Wie wird die Lohnsteuer berechnet?
Die Lohnsteuer wird auf Basis deines steuerpflichtigen Bruttogehalts berechnet. Die genaue Höhe ergibt sich aus den Lohnsteuertabellen, die vom Bundesfinanzministerium herausgegeben werden. Faktoren sind die Höhe deines Einkommens (progressiver Tarif), deine Steuerklasse, Kinderfreibeträge und eventuell eingetragene weitere Freibeträge.
Was sind Sozialabgaben?
Sozialabgaben sind Pflichtbeiträge zur gesetzlichen Sozialversicherung. Sie umfassen die Beiträge zur Renten-, Kranken-, Pflege- und Arbeitslosenversicherung. Sie sichern dich gegen die großen Lebensrisiken ab und werden je zur Hälfte von dir und deinem Arbeitgeber bezahlt.
Wie viel Netto bleibt mir vom Brutto?
Eine pauschale Antwort ist schwierig, da die Abzüge sehr individuell sind. Als grobe Faustregel kannst du bei einem durchschnittlichen Einkommen in Steuerklasse I davon ausgehen, dass dir etwa 60-70% deines Bruttogehalts als Netto bleiben. Bei höheren Gehältern sinkt die Nettoquote aufgrund der Steuerprogression, bei sehr niedrigen Gehältern kann sie höher sein.
Fazit: Deine Lohnabrechnung ist kein Hexenwerk
Die Lohnabrechnung mag auf den ersten Blick komplex wirken, aber sie folgt einer klaren Logik. Wenn du die Bausteine – Brutto, Netto, Steuern und Sozialabgaben – einmal verstanden hast, verliert sie ihren Schrecken. Sie ist mehr als nur ein Zettel; sie ist der Schlüssel zum Verständnis deiner finanziellen Situation und ein wichtiges Dokument für deine Unterlagen.
Nimm dir jeden Monat die zwei Minuten Zeit, deine Abrechnung zu prüfen.
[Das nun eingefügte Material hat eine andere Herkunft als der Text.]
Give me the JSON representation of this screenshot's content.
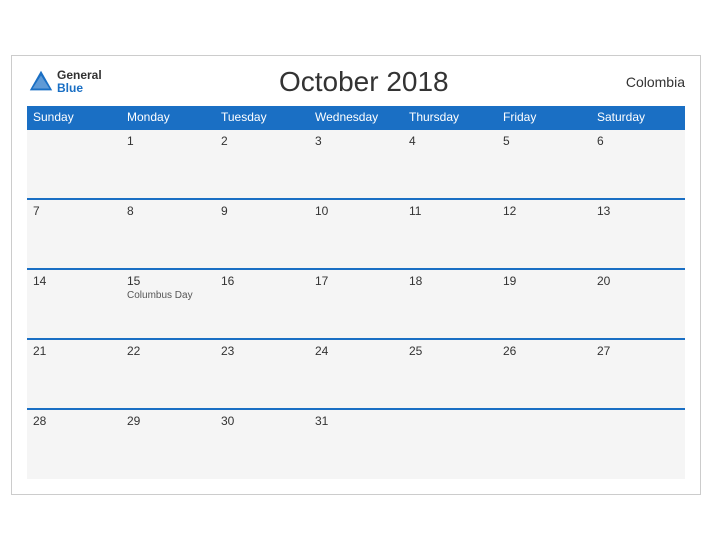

So behältst du den Überblick, erkennst Fehler frühzeitig und stärkst deine finanzielle Kompetenz. Dein Gehalt ist der Lohn für deine Arbeit – du solltest genau wissen, wie es sich zusammensetzt. Das ist ein entscheidender Schritt, wenn du das erste Mal als Verbraucher voll durchstartest und deinen ersten Job beginnst.